Please feel free to correct me as I may be miguided here but wasn't the whole concept holding the piece together that it took the death of Ricardo and Tony to bring these gangs - composed of what amount to children - back to reality? It's Romeo and Julliet. We all know this.
We see them as misguided kids slowly losing their innocence until the deaths of Ricardo and then ultimately Tony bring things to a peak.
If they are portrayed as murderous, violent people from the onset, won't some of the catharsis be lost? Wouldn't they just respond to Maria's sorrow by continuing the killings? Won't the whole point be lost? I just think the idea is that they aren't inherently evil, they've just become wrapped up in meaningless violence. The whole kid next door thing might be dated, but it allowed the audience to relate to the humanity in these kids - so that they could see themselves reflected in the piece.

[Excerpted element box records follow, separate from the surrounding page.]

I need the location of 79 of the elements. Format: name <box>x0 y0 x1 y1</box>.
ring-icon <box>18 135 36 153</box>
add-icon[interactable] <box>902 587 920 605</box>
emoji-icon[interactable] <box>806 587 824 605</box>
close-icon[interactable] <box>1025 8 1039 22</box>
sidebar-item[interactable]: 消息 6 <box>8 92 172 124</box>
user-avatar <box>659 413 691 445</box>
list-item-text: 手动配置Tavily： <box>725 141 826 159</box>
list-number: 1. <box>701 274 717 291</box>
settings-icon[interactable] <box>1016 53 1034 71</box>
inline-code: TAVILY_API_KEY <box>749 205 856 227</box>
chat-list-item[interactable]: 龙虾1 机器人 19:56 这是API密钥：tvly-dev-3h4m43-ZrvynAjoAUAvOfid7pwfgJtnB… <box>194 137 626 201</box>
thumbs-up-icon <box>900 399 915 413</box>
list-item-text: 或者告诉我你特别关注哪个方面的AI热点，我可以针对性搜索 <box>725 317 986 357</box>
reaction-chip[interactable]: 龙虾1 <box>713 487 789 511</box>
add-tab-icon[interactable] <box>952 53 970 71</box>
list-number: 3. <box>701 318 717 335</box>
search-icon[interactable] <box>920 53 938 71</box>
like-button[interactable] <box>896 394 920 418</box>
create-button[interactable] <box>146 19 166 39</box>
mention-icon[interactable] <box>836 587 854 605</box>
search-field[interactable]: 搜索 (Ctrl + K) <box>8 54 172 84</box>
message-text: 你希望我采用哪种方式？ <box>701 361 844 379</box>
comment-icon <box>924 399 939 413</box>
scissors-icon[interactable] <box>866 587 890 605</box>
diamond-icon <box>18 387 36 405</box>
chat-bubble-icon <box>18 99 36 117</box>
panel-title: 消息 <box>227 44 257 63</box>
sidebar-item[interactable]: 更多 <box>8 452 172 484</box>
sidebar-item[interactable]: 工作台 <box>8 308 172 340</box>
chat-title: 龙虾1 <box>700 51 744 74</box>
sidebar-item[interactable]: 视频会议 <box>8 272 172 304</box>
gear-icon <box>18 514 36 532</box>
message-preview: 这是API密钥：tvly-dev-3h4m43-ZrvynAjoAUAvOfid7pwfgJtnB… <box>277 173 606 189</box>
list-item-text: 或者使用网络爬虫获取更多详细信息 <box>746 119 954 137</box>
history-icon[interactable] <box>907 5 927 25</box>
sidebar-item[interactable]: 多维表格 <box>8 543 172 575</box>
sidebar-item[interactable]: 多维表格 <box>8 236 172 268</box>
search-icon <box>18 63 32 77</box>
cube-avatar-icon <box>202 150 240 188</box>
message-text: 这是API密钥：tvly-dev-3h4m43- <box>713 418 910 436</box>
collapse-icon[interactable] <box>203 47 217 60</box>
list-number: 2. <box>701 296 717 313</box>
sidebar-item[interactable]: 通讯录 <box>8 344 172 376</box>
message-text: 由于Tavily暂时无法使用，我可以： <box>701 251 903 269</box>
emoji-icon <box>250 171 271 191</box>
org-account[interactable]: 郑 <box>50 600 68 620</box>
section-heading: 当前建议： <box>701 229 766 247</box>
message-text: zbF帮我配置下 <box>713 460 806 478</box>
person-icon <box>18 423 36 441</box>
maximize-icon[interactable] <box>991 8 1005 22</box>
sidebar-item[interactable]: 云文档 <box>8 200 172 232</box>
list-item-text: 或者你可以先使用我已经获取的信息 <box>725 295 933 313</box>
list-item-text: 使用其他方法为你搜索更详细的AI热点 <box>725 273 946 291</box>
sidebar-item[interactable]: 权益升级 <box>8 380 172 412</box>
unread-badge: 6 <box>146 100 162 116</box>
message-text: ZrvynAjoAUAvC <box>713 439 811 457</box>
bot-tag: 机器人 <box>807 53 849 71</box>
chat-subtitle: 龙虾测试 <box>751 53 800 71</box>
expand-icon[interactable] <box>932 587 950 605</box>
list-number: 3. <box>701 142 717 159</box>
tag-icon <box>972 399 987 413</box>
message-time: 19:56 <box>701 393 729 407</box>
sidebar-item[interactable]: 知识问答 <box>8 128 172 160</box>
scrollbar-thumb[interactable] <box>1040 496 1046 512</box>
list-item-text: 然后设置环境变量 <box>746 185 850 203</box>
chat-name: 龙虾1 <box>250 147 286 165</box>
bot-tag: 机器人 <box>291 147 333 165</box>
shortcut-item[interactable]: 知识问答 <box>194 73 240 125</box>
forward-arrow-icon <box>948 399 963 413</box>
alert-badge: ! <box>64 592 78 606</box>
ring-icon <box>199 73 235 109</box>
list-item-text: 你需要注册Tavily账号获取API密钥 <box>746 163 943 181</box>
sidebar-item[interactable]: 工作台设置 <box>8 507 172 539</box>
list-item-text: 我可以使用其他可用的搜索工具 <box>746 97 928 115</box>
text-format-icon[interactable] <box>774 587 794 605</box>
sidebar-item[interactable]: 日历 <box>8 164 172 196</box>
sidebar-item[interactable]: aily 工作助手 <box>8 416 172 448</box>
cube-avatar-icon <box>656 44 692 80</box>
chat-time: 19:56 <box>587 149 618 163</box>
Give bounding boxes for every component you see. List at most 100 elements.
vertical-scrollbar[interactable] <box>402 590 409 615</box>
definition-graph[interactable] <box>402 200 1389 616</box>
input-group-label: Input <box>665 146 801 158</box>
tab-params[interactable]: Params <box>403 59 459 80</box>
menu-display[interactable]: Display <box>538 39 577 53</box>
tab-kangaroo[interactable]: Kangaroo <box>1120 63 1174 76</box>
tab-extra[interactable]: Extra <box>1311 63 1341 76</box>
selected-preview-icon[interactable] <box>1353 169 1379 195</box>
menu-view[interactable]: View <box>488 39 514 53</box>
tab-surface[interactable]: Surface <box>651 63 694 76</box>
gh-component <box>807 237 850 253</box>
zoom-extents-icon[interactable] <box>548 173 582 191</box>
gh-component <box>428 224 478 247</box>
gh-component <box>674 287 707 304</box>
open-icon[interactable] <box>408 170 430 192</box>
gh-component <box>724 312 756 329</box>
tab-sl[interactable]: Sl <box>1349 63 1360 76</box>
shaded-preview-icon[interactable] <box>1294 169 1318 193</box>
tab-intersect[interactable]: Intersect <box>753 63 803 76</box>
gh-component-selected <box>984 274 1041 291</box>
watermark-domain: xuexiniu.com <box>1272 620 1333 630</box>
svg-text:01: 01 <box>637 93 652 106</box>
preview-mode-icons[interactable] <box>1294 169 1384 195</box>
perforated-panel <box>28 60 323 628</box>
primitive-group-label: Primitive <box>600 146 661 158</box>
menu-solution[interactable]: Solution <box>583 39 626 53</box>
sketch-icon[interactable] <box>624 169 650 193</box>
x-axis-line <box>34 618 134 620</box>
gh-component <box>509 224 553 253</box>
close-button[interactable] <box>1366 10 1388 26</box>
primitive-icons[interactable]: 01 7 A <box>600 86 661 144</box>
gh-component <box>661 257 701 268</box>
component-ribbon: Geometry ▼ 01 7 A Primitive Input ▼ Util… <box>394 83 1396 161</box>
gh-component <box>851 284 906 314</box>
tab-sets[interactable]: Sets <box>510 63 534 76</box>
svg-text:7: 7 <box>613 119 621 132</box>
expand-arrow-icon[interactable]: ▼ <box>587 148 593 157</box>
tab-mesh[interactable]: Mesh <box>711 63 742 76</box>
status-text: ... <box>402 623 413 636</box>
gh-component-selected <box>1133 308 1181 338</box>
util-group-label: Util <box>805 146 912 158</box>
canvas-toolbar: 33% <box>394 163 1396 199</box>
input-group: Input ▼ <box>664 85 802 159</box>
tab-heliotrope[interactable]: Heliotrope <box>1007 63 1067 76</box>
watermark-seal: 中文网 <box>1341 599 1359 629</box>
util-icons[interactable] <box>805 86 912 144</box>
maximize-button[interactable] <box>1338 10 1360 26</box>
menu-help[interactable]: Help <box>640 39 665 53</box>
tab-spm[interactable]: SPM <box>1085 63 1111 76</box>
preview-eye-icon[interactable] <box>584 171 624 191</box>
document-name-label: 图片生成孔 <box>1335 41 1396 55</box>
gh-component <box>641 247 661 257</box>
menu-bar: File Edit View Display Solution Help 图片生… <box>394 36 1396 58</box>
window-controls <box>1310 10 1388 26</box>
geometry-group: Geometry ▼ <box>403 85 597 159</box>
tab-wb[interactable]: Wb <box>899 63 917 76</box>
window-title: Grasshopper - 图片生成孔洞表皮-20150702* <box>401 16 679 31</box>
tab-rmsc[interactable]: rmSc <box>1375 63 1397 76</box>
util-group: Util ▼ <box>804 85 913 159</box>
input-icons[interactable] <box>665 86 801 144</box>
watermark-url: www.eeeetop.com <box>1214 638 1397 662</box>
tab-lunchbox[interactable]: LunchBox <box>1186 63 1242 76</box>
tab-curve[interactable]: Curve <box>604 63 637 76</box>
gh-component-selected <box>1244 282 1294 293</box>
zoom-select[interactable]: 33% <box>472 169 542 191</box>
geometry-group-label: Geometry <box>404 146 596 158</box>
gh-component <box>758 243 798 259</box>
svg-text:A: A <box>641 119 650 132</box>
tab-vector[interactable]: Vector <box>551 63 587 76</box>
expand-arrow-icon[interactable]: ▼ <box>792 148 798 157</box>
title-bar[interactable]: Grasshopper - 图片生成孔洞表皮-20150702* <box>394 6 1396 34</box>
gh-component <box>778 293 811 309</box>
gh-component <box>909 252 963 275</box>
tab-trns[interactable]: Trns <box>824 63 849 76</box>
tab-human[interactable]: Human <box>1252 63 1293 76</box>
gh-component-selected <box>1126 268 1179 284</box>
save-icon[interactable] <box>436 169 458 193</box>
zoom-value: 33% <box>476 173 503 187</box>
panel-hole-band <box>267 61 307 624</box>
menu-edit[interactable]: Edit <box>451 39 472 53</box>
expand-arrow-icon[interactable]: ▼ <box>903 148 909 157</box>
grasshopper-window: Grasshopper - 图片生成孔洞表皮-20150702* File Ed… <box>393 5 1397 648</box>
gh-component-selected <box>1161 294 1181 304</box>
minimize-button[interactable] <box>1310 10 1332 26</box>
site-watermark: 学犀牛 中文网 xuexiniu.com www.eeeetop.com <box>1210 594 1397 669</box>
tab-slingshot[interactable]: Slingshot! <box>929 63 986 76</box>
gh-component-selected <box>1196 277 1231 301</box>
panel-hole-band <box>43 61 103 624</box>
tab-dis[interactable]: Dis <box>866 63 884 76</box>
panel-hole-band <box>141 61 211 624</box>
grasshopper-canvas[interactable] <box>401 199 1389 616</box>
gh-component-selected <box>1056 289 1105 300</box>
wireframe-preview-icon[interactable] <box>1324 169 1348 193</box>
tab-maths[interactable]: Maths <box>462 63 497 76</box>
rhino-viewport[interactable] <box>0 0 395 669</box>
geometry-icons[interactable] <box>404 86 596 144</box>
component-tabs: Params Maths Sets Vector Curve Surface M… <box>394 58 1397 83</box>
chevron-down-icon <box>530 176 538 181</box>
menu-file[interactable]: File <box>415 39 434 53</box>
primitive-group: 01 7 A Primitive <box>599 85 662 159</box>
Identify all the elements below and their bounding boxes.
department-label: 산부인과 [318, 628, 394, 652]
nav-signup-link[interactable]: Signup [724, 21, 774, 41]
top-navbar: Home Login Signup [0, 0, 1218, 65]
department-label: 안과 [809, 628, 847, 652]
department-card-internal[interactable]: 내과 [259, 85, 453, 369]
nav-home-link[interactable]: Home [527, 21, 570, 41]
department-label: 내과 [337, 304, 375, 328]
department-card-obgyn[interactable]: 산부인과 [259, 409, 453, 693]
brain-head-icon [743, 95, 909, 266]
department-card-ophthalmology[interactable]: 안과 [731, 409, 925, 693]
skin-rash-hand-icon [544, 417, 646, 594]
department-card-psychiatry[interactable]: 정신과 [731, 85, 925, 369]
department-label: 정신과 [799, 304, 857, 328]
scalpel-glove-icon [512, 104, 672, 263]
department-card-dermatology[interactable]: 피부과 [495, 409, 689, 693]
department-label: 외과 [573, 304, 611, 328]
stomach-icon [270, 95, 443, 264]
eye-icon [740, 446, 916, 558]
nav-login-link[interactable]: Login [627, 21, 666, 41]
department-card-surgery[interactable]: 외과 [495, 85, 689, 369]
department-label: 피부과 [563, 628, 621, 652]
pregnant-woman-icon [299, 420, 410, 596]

Again...please feel free to correct.
Jennifer Lynn
Understudy Joined: 12/29/03
#27re: NEW Laurents interview reveals WSS Revival changes
Posted: 3/28/08 at 12:44pmI think what Laurents may have been getting at was "they're tough, knocked-around, street gang members, not the sanitized versions that some productions have them as." Which makes some sense. To my mind, it's especially important to have Tony give off a sense of having once been a tough gang member--without that, his murder of Bernardo seems out-of-place.